Entah kita harus bersyukur atau tidak, persembunyian itu tidak berlangsung lama. Pada sebuah malam bulan purnama yang lembab dan becek, Sundari melihat bola-bola cahaya dari jendela rumahnya yang ditutupi oleh anyaman jerami. Nyala api itu berasal dari berpuluh obor warga dusun yang berteriak-teriak dan menuntut Sundari dan suaminya agar mengaku bahwa mereka menggunakan pesugihan.

Sundari keluar sembari menyelampirkan kerudung hijaunya, diikuti suaminya yang rambutnya digelung tak rapih. Belum sempat mereka mengucapkan sepatah kata, para bujang menarik suami Sundari dengan menjambaknya dan melamparkannya ke tanah becek, menendangi pertunya, lalu menghajarnya seolah ia binatang peliharaan yang tak pernah patuh pada majikannya. Sundari hanya dapat menjerit dan menariki baju sejumlah laki-laki yang menghunuskan kepalannya pada tubuh kecil dan rapuh orang yang dicintainya. Setinggi apapun ia berteriak, suaranya seolah tenggelam dalam arus deras kebencian yang tak berdasar.

Jeritan untuk orang yang dikasihi itu lambat laun berubah menjadi jeritan untuk dirinya sendiri. Istri Cak Topel yang lumpuh rupanya merayap di tanah dengan sigap seolah laba-laba berkaki seribu, dan menarik bagian belakang kebaya Sundari sampai ia terjerembab ke tanah di mana ujung matanya menangkap sang suami yang rambutnya digunduli tanpa ampun dengan alat yang tak pantas. Saat menyaksikan adegan romansa sedih tersebut, wanita-wanita dusun menjambaki rambutnya, menampari pipinya dan menghajarnya tanpa ampun sambil menghujaninya dengan ludah-ludah mereka yang menasbihkan berpuluh hujatan menyayat hati. Setelah pasutri itu terkulai lemas di tanah musim hujan, barulah warga membumihanguskan mereka berdua yang tangannya tetap bergandengan.

Nasib naas, entah harus disyukuri atau tidak, menimpa suaminya yang terbakar hangus sepenuhnya.

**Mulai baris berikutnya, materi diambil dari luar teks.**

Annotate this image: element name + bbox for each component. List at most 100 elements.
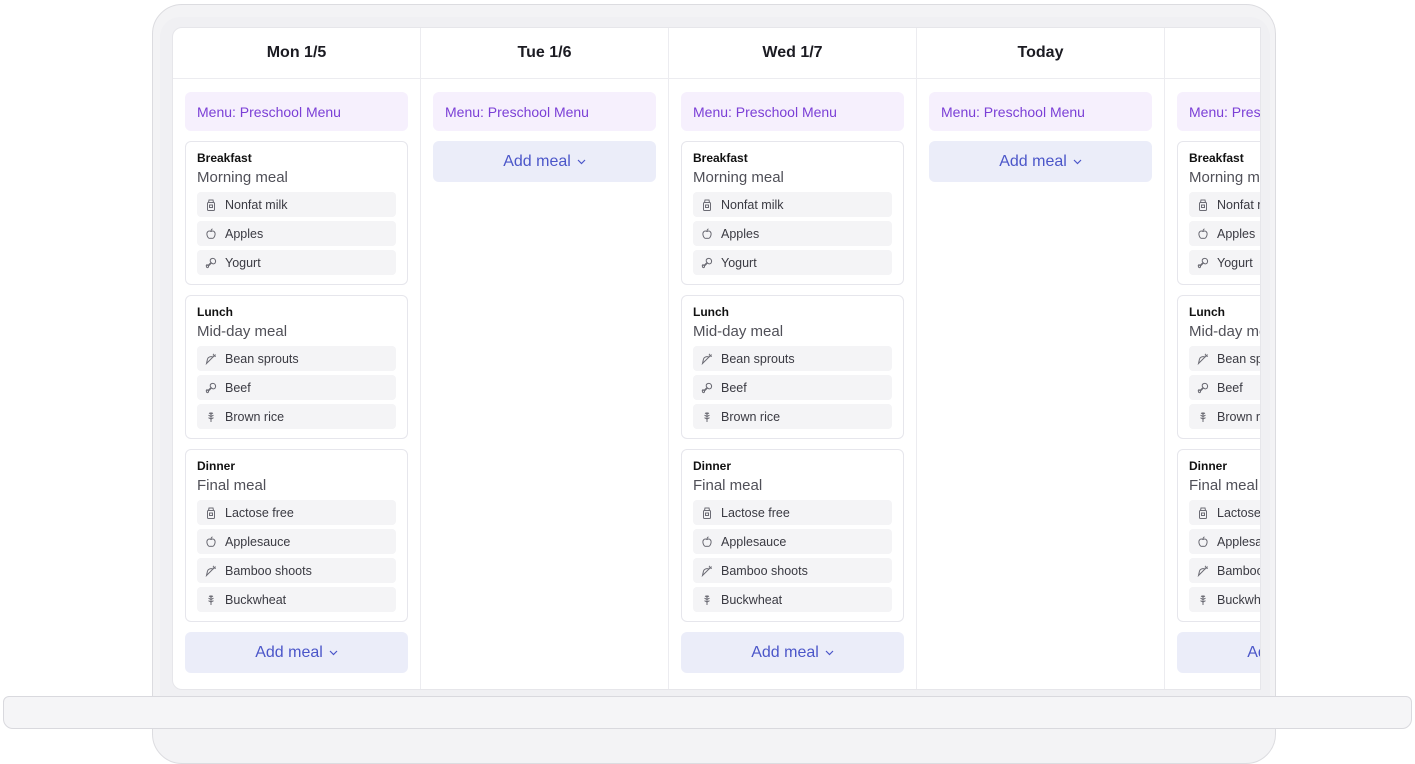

Sedangkan Sundari, dengan tubuhnya yang telah setengah terbakar, berhasil kabur dan hilang dari peredaran untuk beberapa saat.

Untuk beberapa saat,

Sampai lelaki yang menggoda, menghajar, membawa mereka pada keterpurukkan semuanya hilang satu persatu, termasuk Cak Topel.

Mereka hilang kala malam, saat cangkruk atau ronda, dan ditemukan lebam sekujur tubuh, tak bernyawa, dan gundul tanpa sehelai rambut pun pada sore hari di tengah padang ilalang dekat dusun.

Orang-orang bilang bahwa ini Sundari yang menuntut balas. Meskipun entah di mana dirinya berada, ia masih tetap menghantui. Membayang-bayangi dengan perasaan bersalah yang menyakitkan bagi seluruh warga dusun,

Karena

Sundari dan suaminya tidak pernah melakukan pesugihan.

Dan, ah, itu cuma tipu muslihat para bujangan yang cemburu dan bersedih karena tak bisa mendapatkan Sundari dalam dekapan mereka sekeras apapun mereka berusaha. Entah sudah berapa lelaki dan lamarannya ditolaknya, ia justru jatuh hati pada pelukis bertubuh kecil yang sepuluh tahun lebih muda darinya.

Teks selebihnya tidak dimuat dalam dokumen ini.